Call me a dreamer, but I think this is good news: Rand Paul is pitching libertarian ideas to social conservatives. And they're listening:

For many, the word that comes to mind when they hear the name Rand Paul is likely “libertarian.” While he gladly embraces the label, Paul brands himself as more a pragmatist than purist, and he’s seeking a way to bring libertarians and social conservatives—long warring cousins on the right—together.

If successful, Paul’s effort could be the start of a fresh form of fusionism on the right that could be a significant asset if he seeks the White House in 2016.

Instead of adopting a hard line on issues like drug legalization and non-interventionism like his father, former Texas Rep. Ron Paul, the younger Paul speaks about these topics in a way he hopes will spark collaboration instead of squabbling. And it seems to be working.

I'm not sure about "fresh form of fusionism," though. The libertarian-conservative coalition is what Republicans have always had to deal with.
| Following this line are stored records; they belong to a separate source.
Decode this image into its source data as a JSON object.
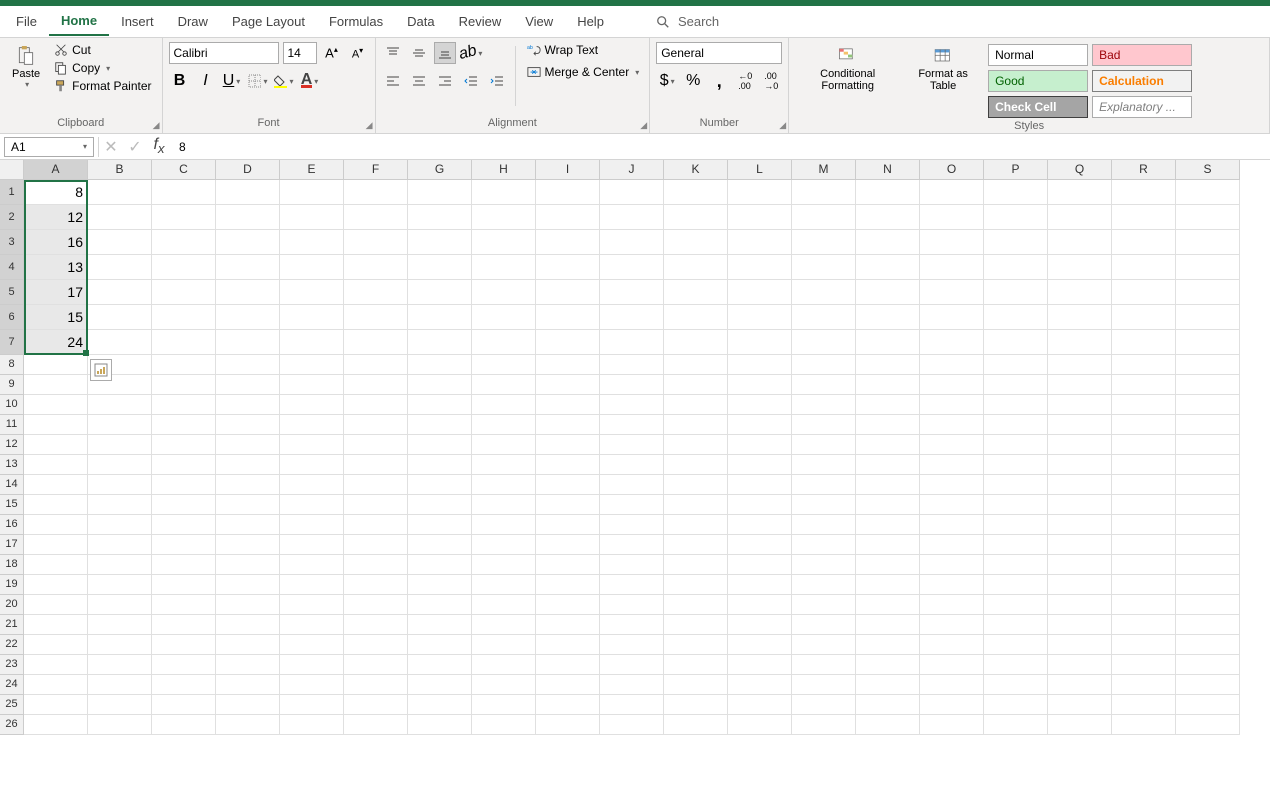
{
  "tabs": [
    "File",
    "Home",
    "Insert",
    "Draw",
    "Page Layout",
    "Formulas",
    "Data",
    "Review",
    "View",
    "Help"
  ],
  "active_tab": "Home",
  "search_placeholder": "Search",
  "clipboard": {
    "paste": "Paste",
    "cut": "Cut",
    "copy": "Copy",
    "painter": "Format Painter",
    "label": "Clipboard"
  },
  "font": {
    "name": "Calibri",
    "size": "14",
    "label": "Font"
  },
  "alignment": {
    "wrap": "Wrap Text",
    "merge": "Merge & Center",
    "label": "Alignment"
  },
  "number": {
    "format": "General",
    "label": "Number"
  },
  "styles": {
    "cond": "Conditional Formatting",
    "table": "Format as Table",
    "normal": "Normal",
    "bad": "Bad",
    "good": "Good",
    "calc": "Calculation",
    "check": "Check Cell",
    "explan": "Explanatory ...",
    "label": "Styles"
  },
  "namebox": "A1",
  "formula": "8",
  "columns": [
    "A",
    "B",
    "C",
    "D",
    "E",
    "F",
    "G",
    "H",
    "I",
    "J",
    "K",
    "L",
    "M",
    "N",
    "O",
    "P",
    "Q",
    "R",
    "S"
  ],
  "cells": {
    "A1": "8",
    "A2": "12",
    "A3": "16",
    "A4": "13",
    "A5": "17",
    "A6": "15",
    "A7": "24"
  },
  "row_count": 26,
  "selected_col": "A",
  "selected_rows": [
    1,
    2,
    3,
    4,
    5,
    6,
    7
  ]
}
What might be new is that the spin on the coalition used to be whether the libertarians could handle the social conservatives' moralizing, and today it's about how the conservatives are adapting to libertarian ideas. As Paul says, people have to get over thinking libertarian means libertine. And I like this:


“To many of us, libertarian means freedom and liberty. But we also see freedom needs tradition.”

Conservatives should like that message very much. It goes all the way back to Edmund Burke's notion of tradition -- you don't hold on to things just because you don't want to change. You hold to the things that have worked so you can use them as the foundation for your new constructions. You might even say that was the original conservative-libertarian fusion.